Where the Living is Simple

Carrie Hamilton - Ecuador


November 26, 2012

One month ago when I first arrived in my small Kichwa village of Alto Tena, my mind was blown. I simply could not fathom how unbearably slowly time passed in my community, and it was hard to imagine being able to spend six months living in a place where a day felt like a week, and a week felt like an eternity. The hours are long in Alto Tena, that’s for sure, but after being there for a few weeks I am beginning to see just how beautiful that is.

Every single morning, the people in my community wake up around 4AM. They go to drink the traditional cup of Guayusa, and then they begin their days either going to school or farming in the jungle. Sometimes they will return home for lunch, other times they will work through the daylight. By 6PM, everyone is home for dinner, and we all sit in la cocina to eat and chat, reminiscing on our days and the latest community gossip. By 7:30, everyone is in bed preparing for what will become of the next day.

The people work hard in Alto Tena; there is no doubt about that. In fact, I have never met a group of people that works harder. But there is also a degree of tranquility and simplicity that comes along with their way of life. They do spend hours and hours laboring away, but the attitude of the entire community is one of unlimited time and no pressure. Periodically throughout the day, people find time to share a laugh over someone tripping or stop by home to catch the latest fútbol game on TV. When one is tired, he or she rests. When one is hot, he or she bathes. When one is hungry, he or she eats. We didn’t repair the bridge today? That’s all right; there’s always tomorrow.
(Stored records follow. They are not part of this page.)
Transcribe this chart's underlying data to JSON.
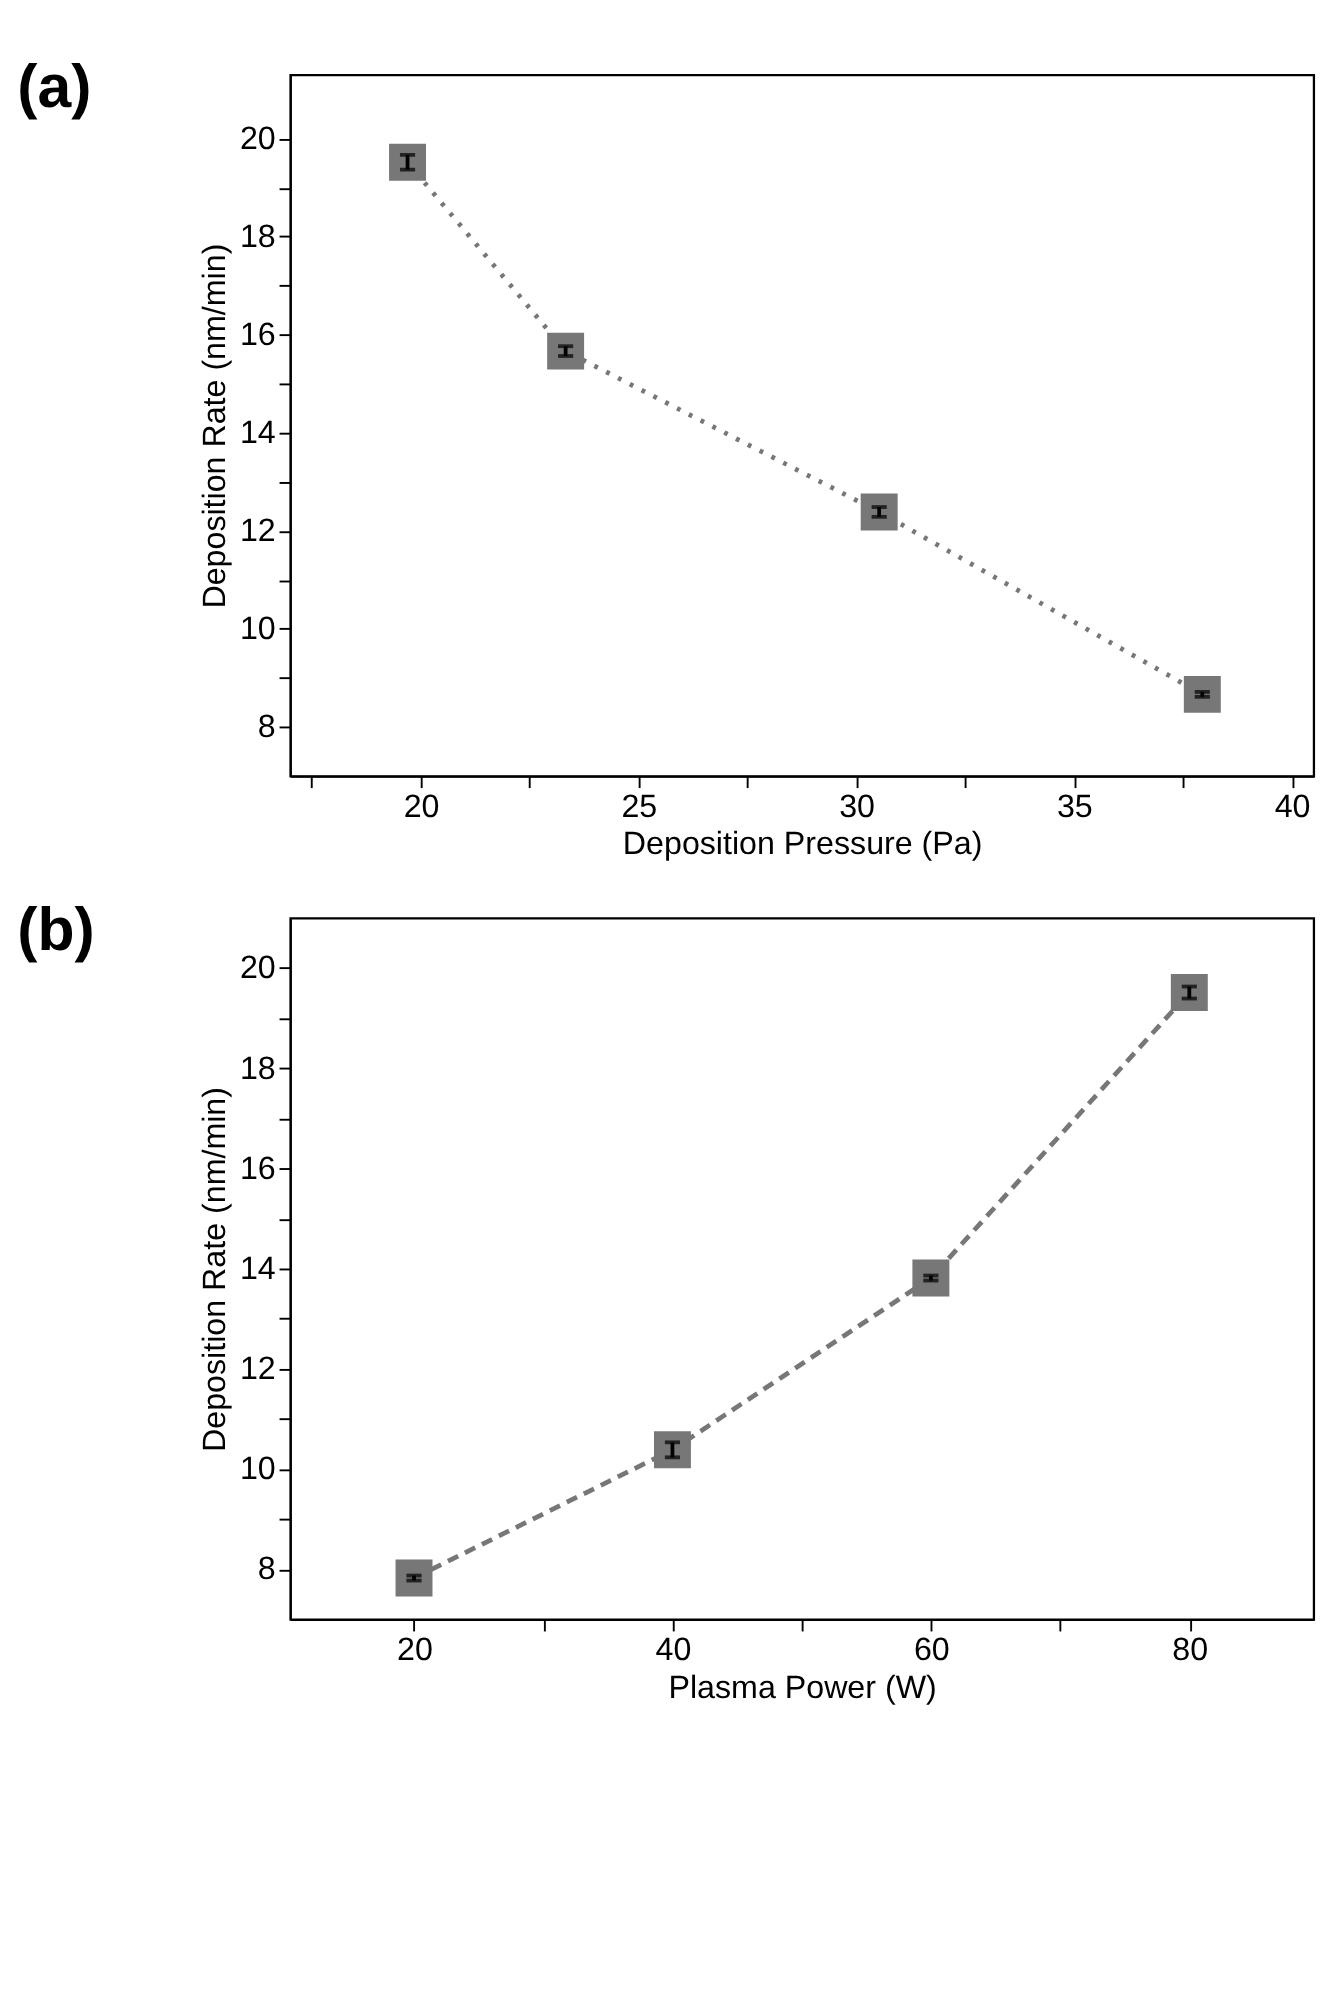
{
  "chart_data": [
    {
      "type": "line",
      "title": "(a)",
      "xlabel": "Deposition Pressure (Pa)",
      "ylabel": "Deposition Rate (nm/min)",
      "x": [
        19.7,
        23.33,
        30.53,
        37.95
      ],
      "series": [
        {
          "color": "#777777",
          "values": [
            19.51,
            15.66,
            12.38,
            8.66
          ],
          "errors": [
            0.15,
            0.1,
            0.1,
            0.05
          ]
        }
      ],
      "marker": "square",
      "line_style": "dotted",
      "grid": false,
      "xlim": [
        17,
        40.5
      ],
      "xticks": [
        {
          "value": 17.5,
          "label": null
        },
        20,
        {
          "value": 22.5,
          "label": null
        },
        25,
        {
          "value": 27.5,
          "label": null
        },
        30,
        {
          "value": 32.5,
          "label": null
        },
        35,
        {
          "value": 37.5,
          "label": null
        },
        40
      ],
      "ylim": [
        7,
        21.3
      ],
      "yticks": [
        8,
        {
          "value": 9,
          "label": null
        },
        10,
        {
          "value": 11,
          "label": null
        },
        12,
        {
          "value": 13,
          "label": null
        },
        14,
        {
          "value": 15,
          "label": null
        },
        16,
        {
          "value": 17,
          "label": null
        },
        18,
        {
          "value": 19,
          "label": null
        },
        20
      ]
    },
    {
      "type": "line",
      "title": "(b)",
      "xlabel": "Plasma Power (W)",
      "ylabel": "Deposition Rate (nm/min)",
      "x": [
        20,
        40,
        60,
        80
      ],
      "series": [
        {
          "color": "#777777",
          "values": [
            7.82,
            10.38,
            13.81,
            19.51
          ],
          "errors": [
            0.05,
            0.15,
            0.05,
            0.12
          ]
        }
      ],
      "marker": "square",
      "line_style": "dashed",
      "grid": false,
      "xlim": [
        10.4,
        89.6
      ],
      "xticks": [
        20,
        {
          "value": 30,
          "label": null
        },
        40,
        {
          "value": 50,
          "label": null
        },
        60,
        {
          "value": 70,
          "label": null
        },
        80
      ],
      "ylim": [
        7,
        21
      ],
      "yticks": [
        8,
        {
          "value": 9,
          "label": null
        },
        10,
        {
          "value": 11,
          "label": null
        },
        12,
        {
          "value": 13,
          "label": null
        },
        14,
        {
          "value": 15,
          "label": null
        },
        16,
        {
          "value": 17,
          "label": null
        },
        18,
        {
          "value": 19,
          "label": null
        },
        20
      ]
    }
  ]
}
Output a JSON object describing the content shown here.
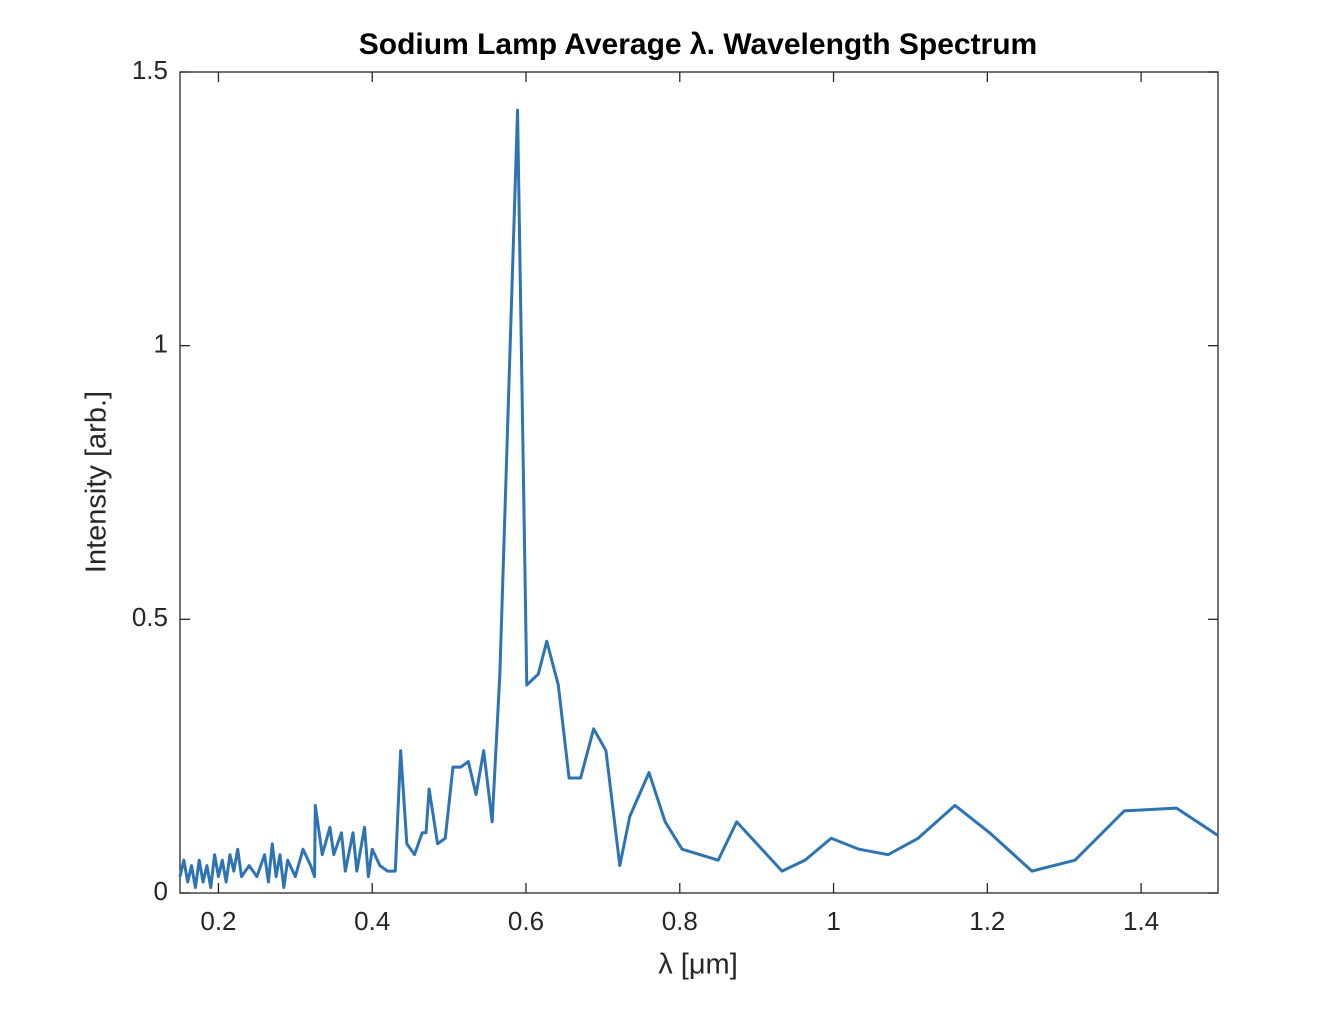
{
  "chart_data": {
    "type": "line",
    "title": "Sodium Lamp Average λ. Wavelength Spectrum",
    "x_label": "λ [μm]",
    "y_label": "Intensity [arb.]",
    "color": "#2e74b5",
    "x": [
      0.15,
      0.155,
      0.16,
      0.165,
      0.17,
      0.175,
      0.18,
      0.185,
      0.19,
      0.195,
      0.2,
      0.205,
      0.21,
      0.215,
      0.22,
      0.225,
      0.23,
      0.24,
      0.25,
      0.26,
      0.265,
      0.27,
      0.275,
      0.28,
      0.285,
      0.29,
      0.3,
      0.31,
      0.32,
      0.325,
      0.326,
      0.335,
      0.345,
      0.35,
      0.36,
      0.365,
      0.375,
      0.38,
      0.39,
      0.395,
      0.4,
      0.41,
      0.42,
      0.43,
      0.437,
      0.445,
      0.455,
      0.465,
      0.47,
      0.474,
      0.485,
      0.495,
      0.505,
      0.515,
      0.525,
      0.535,
      0.545,
      0.556,
      0.566,
      0.589,
      0.601,
      0.616,
      0.627,
      0.642,
      0.656,
      0.671,
      0.688,
      0.704,
      0.722,
      0.735,
      0.76,
      0.781,
      0.803,
      0.85,
      0.874,
      0.933,
      0.963,
      0.997,
      1.033,
      1.071,
      1.11,
      1.158,
      1.203,
      1.258,
      1.314,
      1.378,
      1.446,
      1.5
    ],
    "values": [
      0.03,
      0.06,
      0.02,
      0.05,
      0.01,
      0.06,
      0.02,
      0.05,
      0.01,
      0.07,
      0.03,
      0.06,
      0.02,
      0.07,
      0.04,
      0.08,
      0.03,
      0.05,
      0.03,
      0.07,
      0.02,
      0.09,
      0.03,
      0.07,
      0.01,
      0.06,
      0.03,
      0.08,
      0.05,
      0.03,
      0.16,
      0.07,
      0.12,
      0.07,
      0.11,
      0.04,
      0.11,
      0.04,
      0.12,
      0.03,
      0.08,
      0.05,
      0.04,
      0.04,
      0.26,
      0.09,
      0.07,
      0.11,
      0.11,
      0.19,
      0.09,
      0.1,
      0.23,
      0.23,
      0.24,
      0.18,
      0.26,
      0.13,
      0.4,
      1.43,
      0.38,
      0.4,
      0.46,
      0.38,
      0.21,
      0.21,
      0.3,
      0.26,
      0.05,
      0.14,
      0.22,
      0.13,
      0.08,
      0.06,
      0.13,
      0.04,
      0.06,
      0.1,
      0.08,
      0.07,
      0.1,
      0.16,
      0.11,
      0.04,
      0.06,
      0.15,
      0.155,
      0.105
    ],
    "xlim": [
      0.15,
      1.5
    ],
    "ylim": [
      0,
      1.5
    ],
    "xticks": [
      0.2,
      0.4,
      0.6,
      0.8,
      1,
      1.2,
      1.4
    ],
    "yticks": [
      0,
      0.5,
      1,
      1.5
    ],
    "grid": false
  }
}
As I change my perspective, the days in Alto Tena are beginning to blur together, and I am able to appreciate spending my free time swimming in the river or just lounging in la cocina. Finally I can take the time to explore myself, pursue hobbies I’ve never had the time for before, and go out and learn to just be. I see this way of life as an opportunity, one that I may not have again for the rest of my life. As I sit here, sipping my cup of Guayusa and writing, I can’t help but appreciate: What an utterly beautiful simplicity this is.